その子と出会ってしばらしくて私は、秘密の友達に決意したことを告げに行った。
「僕、自分だけが辛いと思っていた。他に頑張っている子がいたのに…。あの子が頑張っているのに、もう自分だけ逃げたりしない。運命を受け入れてあの子とそれを一緒に背負っていく事を決めた」
そう言った私の言葉をいつもと変わらな様子で黙って聞いていた彼は少し寂しそうな顔をした後、静かに口を開いた。
「分かった。じゃあ、もうここに来てはいけないよ?」
そう言った彼はとても穏やかな表情をして私を見ていた。そうして私は秘密の友達にさよならをして別れた。
その日以来彼に会う事はなかった。一度だけあの部屋に続く扉を探した事があったが何故か決して見つける事は出来なかった。
「ねぇ アル、あのダンスのステップできる?僕、すぐ転ぶんだ」
「僕も出来ない」
その子が言う。
「じゃあさ、どっちが先に出来るか競争しようよ。負けたら厨房にあのお菓子を取りに行くんだぞ!」
「分かった!負けないから」
そういって私達はいつも競い合うように勉強して支え合って生きていた。
彼も本が好きだった事からお互い同じ本を読んで二人で感想を言い合う事も楽しかった。そのうち二人の夢が出来た。
「いつか僕たち大きくなって結婚したらいろんな場所に行ってみよう。仕事で国の外に行く事が出来るから世界中を一緒に見て回ろう。そしてあの本に出てきた主人公みたいにこの国を二人で守っていこう」
「うん、わかった。約束だよ。アル」
やがて私達は思春期を迎え、信頼は愛情にかわっていった。
彼に釣り合うよう、淑女になる努力をした。
「愛してるよ。ロレイン。
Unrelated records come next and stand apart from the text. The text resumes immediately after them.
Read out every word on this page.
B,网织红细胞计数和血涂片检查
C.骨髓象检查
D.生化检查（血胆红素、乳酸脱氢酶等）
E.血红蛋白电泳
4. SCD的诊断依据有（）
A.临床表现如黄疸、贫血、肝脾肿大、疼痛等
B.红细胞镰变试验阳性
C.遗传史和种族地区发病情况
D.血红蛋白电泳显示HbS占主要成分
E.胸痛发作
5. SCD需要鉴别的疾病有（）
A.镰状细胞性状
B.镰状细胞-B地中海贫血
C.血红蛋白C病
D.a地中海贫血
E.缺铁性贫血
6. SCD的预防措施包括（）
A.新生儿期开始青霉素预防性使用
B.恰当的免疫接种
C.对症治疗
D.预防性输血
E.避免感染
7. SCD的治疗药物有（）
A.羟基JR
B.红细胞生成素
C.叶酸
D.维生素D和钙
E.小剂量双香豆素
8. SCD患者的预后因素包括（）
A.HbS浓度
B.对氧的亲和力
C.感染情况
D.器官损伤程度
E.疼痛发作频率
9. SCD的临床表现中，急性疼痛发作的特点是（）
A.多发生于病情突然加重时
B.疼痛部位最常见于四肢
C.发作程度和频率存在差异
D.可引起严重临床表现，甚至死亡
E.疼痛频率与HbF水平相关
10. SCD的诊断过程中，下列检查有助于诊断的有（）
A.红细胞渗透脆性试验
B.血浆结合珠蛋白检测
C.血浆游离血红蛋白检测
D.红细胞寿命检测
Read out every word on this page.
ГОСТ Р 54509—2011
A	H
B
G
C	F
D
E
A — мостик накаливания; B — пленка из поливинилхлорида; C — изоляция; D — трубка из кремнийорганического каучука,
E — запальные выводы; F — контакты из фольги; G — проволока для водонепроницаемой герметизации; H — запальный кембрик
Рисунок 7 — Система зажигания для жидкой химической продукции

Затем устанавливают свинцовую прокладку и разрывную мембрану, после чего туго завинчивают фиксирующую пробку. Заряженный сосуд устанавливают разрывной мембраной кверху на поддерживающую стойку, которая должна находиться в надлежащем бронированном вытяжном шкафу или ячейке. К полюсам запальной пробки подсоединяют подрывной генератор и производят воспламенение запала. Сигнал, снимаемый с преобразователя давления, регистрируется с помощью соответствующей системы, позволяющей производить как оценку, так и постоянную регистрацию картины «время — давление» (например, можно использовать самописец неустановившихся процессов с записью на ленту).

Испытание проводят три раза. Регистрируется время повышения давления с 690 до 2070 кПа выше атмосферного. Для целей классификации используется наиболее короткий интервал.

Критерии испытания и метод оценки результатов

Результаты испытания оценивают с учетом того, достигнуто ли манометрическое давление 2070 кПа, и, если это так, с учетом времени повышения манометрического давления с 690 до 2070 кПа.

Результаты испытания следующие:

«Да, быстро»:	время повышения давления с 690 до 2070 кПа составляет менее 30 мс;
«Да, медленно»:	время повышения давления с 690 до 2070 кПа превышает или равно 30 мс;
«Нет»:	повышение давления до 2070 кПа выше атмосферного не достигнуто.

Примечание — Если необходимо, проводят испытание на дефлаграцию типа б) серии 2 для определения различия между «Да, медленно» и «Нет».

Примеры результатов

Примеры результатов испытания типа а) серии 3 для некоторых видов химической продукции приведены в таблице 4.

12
いつまでも傍にいて」
そう言ってやさしく微笑むアルフォンスを私も愛していた。
私は今一人きりだ。いつも一緒にいた彼は隣にいない。静かな執務室で昨日マリアと仲睦まじく出かけていったアルフォンスの後ろ姿を思い出している。
「……ねぇアル…。私達はいつから同じ夢を見なくなったの?」
どんよりとした部屋で一人呟く。
雨は一向に止む気配はなかった。